Ähnlich wie auch der Berliner Pfannkuchen führt die korrekte Bezeichnung dieser Speise zu regelmäßigen kriegerischen Diskussionen, wobei die Diskussion um die Bezeichnung von Berliner Pfannkuchen meistens ausschlaggebend dafür ist.
Namensvarianten
Am weitesten ist die Bezeichnung Pfann(e[n])kuchen im deutschsprachigen Raum verbreitet. Da der Begriff Pfannkuchen doppelt besetzt ist, ist dieser Name jedoch irreführend. Eindeutiger ist daher Eierkuchen, er ist vor allem dort verbreitet, wo Berliner Pfannkuchen als Pfannkuchen bezeichnet werden.
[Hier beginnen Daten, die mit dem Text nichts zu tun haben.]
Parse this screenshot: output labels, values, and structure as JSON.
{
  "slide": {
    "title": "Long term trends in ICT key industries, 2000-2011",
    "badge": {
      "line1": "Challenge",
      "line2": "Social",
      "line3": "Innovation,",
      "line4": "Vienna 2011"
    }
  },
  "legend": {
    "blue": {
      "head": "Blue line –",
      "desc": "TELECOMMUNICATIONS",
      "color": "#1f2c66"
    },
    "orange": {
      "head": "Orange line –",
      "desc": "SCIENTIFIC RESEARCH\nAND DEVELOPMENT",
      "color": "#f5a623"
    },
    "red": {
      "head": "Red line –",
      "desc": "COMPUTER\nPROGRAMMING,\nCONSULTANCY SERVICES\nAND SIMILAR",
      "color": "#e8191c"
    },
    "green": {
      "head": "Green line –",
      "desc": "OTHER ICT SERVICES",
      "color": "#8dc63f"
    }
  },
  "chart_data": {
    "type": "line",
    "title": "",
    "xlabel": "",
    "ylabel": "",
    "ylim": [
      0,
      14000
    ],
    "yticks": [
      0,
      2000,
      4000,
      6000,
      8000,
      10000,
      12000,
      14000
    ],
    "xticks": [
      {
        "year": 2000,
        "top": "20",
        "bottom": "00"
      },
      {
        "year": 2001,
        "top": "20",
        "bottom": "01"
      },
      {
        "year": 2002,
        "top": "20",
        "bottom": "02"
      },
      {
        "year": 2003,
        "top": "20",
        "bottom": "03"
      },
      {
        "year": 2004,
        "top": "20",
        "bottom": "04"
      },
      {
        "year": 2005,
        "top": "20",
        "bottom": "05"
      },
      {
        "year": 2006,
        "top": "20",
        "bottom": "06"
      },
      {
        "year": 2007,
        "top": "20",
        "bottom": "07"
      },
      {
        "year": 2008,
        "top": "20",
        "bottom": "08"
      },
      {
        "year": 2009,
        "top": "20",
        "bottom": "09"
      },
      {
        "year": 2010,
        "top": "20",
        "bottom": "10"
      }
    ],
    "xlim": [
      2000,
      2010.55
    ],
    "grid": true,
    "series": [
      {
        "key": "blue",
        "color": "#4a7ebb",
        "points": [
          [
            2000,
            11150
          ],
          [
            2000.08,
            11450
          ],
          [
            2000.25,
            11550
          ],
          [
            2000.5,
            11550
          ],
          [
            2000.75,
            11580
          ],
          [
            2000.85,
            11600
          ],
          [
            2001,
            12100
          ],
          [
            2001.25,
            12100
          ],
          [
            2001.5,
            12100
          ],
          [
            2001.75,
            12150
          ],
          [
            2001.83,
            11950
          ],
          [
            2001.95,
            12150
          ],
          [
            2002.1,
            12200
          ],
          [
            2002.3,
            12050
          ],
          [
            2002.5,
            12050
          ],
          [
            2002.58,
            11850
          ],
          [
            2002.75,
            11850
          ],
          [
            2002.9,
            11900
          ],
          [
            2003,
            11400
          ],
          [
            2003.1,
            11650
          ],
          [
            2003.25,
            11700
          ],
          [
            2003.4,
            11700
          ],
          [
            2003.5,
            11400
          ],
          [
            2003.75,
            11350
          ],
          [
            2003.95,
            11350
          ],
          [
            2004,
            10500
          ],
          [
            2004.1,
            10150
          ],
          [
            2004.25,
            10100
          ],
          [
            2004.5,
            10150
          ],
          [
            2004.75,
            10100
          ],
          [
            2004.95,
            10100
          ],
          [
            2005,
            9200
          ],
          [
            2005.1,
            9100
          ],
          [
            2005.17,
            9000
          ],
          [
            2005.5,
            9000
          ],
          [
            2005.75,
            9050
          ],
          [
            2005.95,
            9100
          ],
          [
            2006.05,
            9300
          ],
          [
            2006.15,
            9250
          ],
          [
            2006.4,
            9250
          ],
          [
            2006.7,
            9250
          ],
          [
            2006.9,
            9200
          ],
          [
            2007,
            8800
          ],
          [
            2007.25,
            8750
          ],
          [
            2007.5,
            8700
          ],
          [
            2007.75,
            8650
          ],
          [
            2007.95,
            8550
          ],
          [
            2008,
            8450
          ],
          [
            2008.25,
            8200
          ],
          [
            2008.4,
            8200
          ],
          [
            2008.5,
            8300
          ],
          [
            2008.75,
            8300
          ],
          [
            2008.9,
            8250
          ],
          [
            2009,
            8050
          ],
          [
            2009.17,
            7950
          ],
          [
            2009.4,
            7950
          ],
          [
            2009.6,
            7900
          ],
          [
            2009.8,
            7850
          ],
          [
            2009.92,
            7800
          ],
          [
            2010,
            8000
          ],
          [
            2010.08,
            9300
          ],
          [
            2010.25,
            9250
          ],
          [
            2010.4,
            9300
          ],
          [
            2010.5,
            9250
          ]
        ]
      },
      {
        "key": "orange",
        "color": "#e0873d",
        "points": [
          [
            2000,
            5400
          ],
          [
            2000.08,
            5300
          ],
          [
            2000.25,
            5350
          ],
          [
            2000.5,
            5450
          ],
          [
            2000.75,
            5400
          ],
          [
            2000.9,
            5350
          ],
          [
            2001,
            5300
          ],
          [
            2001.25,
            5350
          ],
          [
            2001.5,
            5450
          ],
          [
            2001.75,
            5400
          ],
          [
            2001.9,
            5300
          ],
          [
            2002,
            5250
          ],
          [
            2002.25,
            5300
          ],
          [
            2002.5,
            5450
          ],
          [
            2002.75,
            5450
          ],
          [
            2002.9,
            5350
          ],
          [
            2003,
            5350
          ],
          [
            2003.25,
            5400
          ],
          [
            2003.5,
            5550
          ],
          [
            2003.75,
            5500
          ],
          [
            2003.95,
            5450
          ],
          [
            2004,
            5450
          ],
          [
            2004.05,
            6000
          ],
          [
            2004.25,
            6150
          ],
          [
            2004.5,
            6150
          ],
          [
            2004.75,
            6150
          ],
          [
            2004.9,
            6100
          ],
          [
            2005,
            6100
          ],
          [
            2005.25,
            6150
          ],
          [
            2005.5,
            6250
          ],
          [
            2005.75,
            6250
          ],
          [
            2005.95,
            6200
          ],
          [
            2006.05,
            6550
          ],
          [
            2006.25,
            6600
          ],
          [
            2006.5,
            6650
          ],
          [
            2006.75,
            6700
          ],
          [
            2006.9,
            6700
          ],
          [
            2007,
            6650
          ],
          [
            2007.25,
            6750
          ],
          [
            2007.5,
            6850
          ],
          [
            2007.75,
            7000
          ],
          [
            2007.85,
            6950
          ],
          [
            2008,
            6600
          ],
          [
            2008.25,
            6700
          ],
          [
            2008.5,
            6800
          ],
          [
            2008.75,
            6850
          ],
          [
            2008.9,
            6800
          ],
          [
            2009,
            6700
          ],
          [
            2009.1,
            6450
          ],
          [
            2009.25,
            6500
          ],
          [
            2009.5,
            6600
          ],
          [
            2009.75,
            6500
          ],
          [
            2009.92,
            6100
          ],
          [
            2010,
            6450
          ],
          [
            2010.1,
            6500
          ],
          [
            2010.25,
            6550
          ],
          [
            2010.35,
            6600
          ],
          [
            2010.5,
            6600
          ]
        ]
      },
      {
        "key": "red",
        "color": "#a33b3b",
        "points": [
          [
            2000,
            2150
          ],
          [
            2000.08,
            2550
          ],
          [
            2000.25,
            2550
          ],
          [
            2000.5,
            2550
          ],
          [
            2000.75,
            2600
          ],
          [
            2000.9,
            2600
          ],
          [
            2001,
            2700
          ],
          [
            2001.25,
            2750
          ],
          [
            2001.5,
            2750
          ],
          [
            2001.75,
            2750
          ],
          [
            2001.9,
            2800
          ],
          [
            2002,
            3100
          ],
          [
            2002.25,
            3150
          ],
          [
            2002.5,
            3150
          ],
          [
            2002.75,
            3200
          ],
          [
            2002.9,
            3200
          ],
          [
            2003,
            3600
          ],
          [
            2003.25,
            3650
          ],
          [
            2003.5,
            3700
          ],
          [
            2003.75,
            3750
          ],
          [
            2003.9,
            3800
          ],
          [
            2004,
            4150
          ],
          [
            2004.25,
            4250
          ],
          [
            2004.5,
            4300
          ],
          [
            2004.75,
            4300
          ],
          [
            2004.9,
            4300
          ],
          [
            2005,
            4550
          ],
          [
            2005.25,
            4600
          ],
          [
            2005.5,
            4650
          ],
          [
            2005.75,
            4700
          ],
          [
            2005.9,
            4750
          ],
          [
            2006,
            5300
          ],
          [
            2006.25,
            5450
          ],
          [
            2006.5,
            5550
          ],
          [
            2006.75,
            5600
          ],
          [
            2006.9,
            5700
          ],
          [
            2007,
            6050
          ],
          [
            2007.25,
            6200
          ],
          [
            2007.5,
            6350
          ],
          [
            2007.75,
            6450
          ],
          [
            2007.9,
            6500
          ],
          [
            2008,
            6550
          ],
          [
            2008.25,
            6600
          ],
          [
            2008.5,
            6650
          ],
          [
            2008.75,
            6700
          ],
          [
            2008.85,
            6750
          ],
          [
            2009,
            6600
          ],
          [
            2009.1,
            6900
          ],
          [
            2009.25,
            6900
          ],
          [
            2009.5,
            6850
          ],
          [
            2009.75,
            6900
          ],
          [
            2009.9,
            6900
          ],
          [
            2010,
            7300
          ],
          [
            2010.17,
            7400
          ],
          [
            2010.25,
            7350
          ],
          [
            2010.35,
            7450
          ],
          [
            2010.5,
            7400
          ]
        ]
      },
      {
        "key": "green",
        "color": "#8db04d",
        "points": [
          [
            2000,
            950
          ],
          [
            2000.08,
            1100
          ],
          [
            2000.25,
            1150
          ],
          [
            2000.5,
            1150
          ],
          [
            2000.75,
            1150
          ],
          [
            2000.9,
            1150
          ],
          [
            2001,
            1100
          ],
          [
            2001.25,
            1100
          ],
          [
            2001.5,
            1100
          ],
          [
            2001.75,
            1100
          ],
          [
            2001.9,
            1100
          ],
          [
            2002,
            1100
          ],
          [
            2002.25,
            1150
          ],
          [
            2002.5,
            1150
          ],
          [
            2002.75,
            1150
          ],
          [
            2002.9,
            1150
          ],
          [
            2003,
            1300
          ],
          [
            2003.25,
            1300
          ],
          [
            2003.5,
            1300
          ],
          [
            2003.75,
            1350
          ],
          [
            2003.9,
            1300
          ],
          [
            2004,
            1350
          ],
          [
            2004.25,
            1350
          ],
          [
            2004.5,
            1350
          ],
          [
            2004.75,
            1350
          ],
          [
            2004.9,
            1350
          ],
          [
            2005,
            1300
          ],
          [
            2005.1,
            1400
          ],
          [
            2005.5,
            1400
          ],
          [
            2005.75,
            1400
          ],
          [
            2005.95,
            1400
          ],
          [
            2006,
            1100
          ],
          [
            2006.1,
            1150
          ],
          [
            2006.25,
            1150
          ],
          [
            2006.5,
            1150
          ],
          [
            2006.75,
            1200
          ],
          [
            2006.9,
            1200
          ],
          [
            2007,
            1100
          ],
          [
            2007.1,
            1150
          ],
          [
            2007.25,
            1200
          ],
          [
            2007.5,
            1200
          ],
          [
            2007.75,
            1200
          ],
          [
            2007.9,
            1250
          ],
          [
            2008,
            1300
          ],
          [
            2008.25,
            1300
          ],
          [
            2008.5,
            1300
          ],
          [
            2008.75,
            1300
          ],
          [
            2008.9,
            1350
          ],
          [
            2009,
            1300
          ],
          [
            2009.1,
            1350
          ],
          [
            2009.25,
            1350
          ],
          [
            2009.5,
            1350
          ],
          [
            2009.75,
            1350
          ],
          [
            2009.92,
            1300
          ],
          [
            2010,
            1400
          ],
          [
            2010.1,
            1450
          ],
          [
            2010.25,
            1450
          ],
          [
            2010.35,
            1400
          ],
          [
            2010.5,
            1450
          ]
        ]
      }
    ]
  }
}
Ebenfalls weit verbreitet und bekannt sind die französische Bezeichnungen Crêpe sowie die österreichische Variante Palatschinken. Beide werden allerdings sehr dünn zubereitet und oftmals speziell garniert oder belegt, sodass beide Begrifflichkeiten in vielen Regionen Verwendung finden.
Nebenstehende Karte der Universität Augsburg[1] zeigt die Vielfalt der verschiedenen Bezeichnungen im deutschsprachigen Raum. Der Begriff Om(e)lett(e) aus der Alpenregion sticht dabei besonders hervor, da er gemeinhin bereits eine reine Eierspeise beschreibt, die dem Rührei ähnelt. Plinse(n) (je nach Region wird das s mal als weiches [s] und mal als hartes [z] gesprochen) sind vorrangig in der Lausitz anzutreffen und unterscheiden sich oftmals dadurch, dass sie mit Buchweizenmehl zubereitet werden.